In short, the study found a correlation between hormonal contraception prescriptions and antidepressant prescriptions, from which the author concluded hormonal contraception likely causes depression in some women. Though the paper discussed dose-response relationships, they were inconsistent and led me to question whether the apparently increased risk of depression was actually related to the birth control. (If it was, then, in theory, higher doses of hormonal birth control should have correlated with a higher risk and possibly severity of depression, but the data did not show that.)

And it wasn’t hard to think of a half dozen possible factors that contributed to confounding by indication in this study: Common times when females begin using hormonal contraception include adolescence (for acne, normalizing menstrual cycles or beginning sexual activity) and major relationship changes (starting a new relationship, getting a divorce, re-entering the dating pool after a partner’s death, etc.). These also happen to be times when depression risk is heightened. Beginning birth control could also be associated with sexual assault, which is common enough that it might actually influence the findings of a correlation study like this.

So, I asked the researcher, what if the reason these women sought contraception prescriptions is the same reason they may be at higher risk for depression? His answer left my jaw on the floor: Since sex was fun and always associated with positive experiences, it didn’t make sense that starting to have sex could have anything to do with depression. (He appeared to think — though it was hard for me to tell — that sexual assault would not be common enough to be related.) I was so stunned that I asked the question again multiple ways and pressed him. (I admit to asking at one point whether he actually knew any women in real life. Maybe not a best practice, but neither is expecting that every woman enjoys sex in all circumstances.)

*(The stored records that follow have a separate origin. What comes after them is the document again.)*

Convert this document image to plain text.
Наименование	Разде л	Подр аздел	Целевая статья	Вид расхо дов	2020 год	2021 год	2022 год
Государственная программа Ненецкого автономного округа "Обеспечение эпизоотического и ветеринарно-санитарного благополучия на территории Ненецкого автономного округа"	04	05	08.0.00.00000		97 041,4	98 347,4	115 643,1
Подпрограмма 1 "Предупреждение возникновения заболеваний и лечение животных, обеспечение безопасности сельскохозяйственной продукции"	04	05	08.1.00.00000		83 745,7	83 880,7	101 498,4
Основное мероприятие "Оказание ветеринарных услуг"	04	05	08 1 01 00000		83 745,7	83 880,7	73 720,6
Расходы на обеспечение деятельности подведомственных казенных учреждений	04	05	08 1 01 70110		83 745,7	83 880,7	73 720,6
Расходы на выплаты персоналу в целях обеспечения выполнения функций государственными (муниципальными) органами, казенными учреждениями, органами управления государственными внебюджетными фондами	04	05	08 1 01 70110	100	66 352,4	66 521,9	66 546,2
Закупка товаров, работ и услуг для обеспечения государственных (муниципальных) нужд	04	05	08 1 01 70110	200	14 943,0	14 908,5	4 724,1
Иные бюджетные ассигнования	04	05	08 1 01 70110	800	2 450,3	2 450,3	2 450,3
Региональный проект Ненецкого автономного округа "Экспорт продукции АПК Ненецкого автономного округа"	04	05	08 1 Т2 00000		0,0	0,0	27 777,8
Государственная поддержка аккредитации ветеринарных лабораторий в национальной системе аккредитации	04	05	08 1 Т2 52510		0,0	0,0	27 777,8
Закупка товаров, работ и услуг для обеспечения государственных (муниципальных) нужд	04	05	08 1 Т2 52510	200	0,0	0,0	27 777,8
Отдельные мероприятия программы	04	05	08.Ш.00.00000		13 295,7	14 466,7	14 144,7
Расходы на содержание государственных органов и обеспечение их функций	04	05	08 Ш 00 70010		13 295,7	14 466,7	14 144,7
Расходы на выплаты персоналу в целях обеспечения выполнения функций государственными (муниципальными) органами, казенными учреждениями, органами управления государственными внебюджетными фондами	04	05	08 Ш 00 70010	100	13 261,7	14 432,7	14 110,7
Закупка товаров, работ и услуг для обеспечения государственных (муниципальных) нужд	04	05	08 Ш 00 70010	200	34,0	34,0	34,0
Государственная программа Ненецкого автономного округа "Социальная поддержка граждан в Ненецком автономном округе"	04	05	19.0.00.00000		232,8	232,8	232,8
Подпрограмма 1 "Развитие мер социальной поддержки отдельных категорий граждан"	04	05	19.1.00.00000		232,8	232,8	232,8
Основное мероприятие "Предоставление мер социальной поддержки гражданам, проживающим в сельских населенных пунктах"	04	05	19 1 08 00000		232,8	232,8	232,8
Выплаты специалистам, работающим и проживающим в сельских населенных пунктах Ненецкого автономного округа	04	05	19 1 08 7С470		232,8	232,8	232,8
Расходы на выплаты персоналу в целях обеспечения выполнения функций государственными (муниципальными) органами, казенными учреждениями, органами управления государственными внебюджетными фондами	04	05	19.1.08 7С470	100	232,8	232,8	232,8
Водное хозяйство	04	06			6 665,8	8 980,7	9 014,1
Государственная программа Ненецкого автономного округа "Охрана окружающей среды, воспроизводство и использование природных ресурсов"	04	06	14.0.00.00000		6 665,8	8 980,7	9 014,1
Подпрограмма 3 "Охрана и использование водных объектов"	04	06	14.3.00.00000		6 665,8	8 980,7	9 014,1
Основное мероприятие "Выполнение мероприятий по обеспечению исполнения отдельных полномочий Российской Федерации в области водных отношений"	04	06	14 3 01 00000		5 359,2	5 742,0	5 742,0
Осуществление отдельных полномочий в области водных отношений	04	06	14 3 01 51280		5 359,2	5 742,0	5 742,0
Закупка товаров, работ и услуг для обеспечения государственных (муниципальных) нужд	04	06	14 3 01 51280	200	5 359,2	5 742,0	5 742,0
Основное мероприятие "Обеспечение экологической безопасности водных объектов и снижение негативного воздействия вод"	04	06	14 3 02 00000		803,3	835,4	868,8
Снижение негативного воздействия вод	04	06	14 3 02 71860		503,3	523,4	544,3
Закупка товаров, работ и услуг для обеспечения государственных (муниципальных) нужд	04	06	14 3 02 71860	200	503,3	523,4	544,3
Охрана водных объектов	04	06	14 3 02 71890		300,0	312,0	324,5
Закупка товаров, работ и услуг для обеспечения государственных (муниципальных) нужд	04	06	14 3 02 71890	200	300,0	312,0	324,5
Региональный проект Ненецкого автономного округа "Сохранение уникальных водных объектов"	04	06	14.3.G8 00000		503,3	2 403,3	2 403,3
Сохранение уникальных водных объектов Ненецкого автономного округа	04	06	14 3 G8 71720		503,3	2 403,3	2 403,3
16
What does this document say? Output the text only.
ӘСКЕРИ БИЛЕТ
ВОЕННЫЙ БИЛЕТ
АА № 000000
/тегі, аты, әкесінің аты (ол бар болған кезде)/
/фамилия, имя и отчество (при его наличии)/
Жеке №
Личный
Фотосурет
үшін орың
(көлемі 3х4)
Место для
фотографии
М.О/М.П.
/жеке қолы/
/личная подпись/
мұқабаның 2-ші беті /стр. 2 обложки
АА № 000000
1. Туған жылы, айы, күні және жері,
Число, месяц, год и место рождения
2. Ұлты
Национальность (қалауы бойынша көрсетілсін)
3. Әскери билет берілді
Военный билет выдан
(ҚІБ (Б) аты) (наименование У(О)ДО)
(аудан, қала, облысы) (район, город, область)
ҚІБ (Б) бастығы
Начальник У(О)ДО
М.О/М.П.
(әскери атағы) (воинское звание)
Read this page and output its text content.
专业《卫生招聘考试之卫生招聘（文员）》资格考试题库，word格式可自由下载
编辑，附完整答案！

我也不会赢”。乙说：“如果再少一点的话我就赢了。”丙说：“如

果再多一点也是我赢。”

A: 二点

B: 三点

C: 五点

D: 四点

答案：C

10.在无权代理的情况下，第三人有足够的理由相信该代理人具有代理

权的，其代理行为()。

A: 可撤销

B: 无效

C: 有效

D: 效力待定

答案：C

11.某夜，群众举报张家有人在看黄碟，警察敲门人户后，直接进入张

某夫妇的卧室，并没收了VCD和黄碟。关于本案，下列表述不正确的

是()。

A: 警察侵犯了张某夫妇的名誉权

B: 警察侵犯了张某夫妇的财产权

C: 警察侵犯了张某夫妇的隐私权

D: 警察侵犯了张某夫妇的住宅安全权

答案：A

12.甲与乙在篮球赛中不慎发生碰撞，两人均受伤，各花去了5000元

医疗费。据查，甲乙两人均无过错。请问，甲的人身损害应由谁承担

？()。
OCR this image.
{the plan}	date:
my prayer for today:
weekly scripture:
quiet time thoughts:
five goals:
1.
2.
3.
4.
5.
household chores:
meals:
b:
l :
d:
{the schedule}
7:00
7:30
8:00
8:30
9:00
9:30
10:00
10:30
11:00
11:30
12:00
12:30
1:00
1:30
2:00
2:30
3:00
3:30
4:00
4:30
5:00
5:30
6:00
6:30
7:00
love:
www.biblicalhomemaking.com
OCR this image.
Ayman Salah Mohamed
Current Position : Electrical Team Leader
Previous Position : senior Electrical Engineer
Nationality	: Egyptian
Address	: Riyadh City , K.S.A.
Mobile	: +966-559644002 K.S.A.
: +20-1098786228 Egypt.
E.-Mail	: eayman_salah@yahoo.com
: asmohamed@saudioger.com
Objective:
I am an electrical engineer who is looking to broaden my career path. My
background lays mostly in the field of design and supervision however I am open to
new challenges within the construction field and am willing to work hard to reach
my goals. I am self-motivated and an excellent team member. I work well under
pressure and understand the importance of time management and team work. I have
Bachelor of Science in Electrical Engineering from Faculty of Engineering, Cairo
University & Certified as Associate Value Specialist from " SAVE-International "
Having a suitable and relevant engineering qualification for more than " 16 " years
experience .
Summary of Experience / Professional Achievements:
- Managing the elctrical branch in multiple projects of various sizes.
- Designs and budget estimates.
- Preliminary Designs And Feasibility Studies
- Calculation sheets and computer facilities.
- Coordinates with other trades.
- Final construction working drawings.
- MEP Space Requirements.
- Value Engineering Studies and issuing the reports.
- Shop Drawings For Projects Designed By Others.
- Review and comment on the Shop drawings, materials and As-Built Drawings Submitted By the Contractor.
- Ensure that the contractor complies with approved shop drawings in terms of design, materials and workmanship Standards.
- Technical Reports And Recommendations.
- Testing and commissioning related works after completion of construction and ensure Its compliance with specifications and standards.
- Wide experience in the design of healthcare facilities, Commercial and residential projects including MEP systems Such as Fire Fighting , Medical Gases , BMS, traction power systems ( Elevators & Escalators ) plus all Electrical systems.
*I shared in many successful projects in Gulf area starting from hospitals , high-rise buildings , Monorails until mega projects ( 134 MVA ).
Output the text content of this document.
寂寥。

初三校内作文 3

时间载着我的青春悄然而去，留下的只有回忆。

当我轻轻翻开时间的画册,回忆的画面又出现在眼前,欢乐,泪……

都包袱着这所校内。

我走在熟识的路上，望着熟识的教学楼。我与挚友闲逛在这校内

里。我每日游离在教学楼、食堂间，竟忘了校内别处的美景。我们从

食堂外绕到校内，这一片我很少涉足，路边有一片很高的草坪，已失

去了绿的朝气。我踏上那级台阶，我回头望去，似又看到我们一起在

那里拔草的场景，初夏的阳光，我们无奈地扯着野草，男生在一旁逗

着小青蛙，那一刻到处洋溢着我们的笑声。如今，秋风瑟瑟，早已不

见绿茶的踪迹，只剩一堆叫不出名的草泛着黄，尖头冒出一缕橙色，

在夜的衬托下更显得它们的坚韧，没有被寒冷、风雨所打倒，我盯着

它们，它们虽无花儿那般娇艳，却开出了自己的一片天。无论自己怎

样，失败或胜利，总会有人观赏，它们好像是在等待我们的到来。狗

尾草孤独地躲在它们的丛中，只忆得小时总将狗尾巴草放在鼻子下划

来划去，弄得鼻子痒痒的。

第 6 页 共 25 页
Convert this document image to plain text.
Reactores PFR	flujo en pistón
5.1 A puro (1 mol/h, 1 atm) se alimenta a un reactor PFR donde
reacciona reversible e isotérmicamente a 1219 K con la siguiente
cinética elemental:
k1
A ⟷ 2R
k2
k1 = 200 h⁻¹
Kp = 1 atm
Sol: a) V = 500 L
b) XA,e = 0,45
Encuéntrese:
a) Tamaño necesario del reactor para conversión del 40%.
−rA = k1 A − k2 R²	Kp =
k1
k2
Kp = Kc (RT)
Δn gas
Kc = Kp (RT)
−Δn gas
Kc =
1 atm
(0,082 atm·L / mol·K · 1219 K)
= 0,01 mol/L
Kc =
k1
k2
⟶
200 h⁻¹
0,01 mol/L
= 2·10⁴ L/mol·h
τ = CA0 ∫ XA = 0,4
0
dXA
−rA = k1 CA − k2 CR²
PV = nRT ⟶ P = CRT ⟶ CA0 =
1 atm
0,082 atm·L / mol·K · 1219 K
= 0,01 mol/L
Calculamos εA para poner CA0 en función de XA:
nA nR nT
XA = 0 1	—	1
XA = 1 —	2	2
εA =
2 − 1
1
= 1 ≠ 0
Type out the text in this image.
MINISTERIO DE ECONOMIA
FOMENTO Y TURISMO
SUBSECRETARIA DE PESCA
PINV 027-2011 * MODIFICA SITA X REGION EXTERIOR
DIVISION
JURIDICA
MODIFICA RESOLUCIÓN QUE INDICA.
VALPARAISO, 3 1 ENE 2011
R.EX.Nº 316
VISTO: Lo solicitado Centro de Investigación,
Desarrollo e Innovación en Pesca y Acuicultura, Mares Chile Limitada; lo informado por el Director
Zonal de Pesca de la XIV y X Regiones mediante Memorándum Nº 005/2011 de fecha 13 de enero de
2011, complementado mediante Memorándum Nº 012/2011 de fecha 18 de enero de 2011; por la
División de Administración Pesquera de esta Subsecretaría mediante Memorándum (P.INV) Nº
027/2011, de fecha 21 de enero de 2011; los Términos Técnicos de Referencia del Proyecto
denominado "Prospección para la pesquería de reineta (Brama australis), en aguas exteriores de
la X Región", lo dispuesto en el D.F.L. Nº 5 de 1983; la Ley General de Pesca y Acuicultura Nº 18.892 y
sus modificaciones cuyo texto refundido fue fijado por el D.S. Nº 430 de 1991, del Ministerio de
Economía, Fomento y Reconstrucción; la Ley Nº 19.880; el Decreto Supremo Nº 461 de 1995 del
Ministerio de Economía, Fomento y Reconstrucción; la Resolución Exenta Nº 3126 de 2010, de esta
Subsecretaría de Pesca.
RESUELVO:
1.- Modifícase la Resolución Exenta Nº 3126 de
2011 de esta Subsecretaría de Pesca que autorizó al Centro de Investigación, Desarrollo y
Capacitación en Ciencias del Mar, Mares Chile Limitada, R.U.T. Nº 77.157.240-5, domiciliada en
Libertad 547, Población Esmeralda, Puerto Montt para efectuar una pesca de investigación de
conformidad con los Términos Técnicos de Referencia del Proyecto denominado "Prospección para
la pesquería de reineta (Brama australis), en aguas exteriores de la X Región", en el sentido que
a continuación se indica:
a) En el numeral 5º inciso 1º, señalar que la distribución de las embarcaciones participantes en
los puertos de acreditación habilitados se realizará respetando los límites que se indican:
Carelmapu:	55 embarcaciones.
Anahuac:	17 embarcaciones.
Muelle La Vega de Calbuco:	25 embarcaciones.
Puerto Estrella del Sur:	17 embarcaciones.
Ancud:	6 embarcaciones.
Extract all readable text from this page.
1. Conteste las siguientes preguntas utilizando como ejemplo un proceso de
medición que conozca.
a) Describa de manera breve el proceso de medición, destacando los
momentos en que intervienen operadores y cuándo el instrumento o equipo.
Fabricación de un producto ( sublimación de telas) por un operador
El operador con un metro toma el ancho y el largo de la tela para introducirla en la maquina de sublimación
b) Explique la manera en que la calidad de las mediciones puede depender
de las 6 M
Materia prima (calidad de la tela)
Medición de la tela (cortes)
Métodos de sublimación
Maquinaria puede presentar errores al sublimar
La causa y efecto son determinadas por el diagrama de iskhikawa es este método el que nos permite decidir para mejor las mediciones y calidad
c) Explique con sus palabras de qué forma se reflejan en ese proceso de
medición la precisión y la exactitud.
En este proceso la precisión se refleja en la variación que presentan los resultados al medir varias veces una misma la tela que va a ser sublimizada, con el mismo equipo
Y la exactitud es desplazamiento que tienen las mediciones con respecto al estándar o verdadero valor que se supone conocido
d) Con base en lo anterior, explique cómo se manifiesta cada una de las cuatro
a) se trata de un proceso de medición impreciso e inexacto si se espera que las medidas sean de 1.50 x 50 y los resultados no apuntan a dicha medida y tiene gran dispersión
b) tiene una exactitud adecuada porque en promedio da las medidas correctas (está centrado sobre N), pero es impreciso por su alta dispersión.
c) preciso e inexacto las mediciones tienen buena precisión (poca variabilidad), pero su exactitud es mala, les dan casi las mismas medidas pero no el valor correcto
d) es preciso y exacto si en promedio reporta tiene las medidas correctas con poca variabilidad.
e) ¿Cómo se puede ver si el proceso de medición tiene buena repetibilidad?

Needless to say, he didn’t see confounding by indication as a possible issue at all, and I would have felt I was neglecting my job as a journalist if I didn’t consider it and get outside perspectives on how it might factor into the findings. (My conclusion in that article: It’s complicated.)

My point, again, is that journalists need to give thought to confounding to indication even when — especially when — the researchers themselves have not. This is easier to do the better you know your topic, but even if you don’t, it’s worth adding to your regular questions of outside sources, “What else could have caused these outcomes?”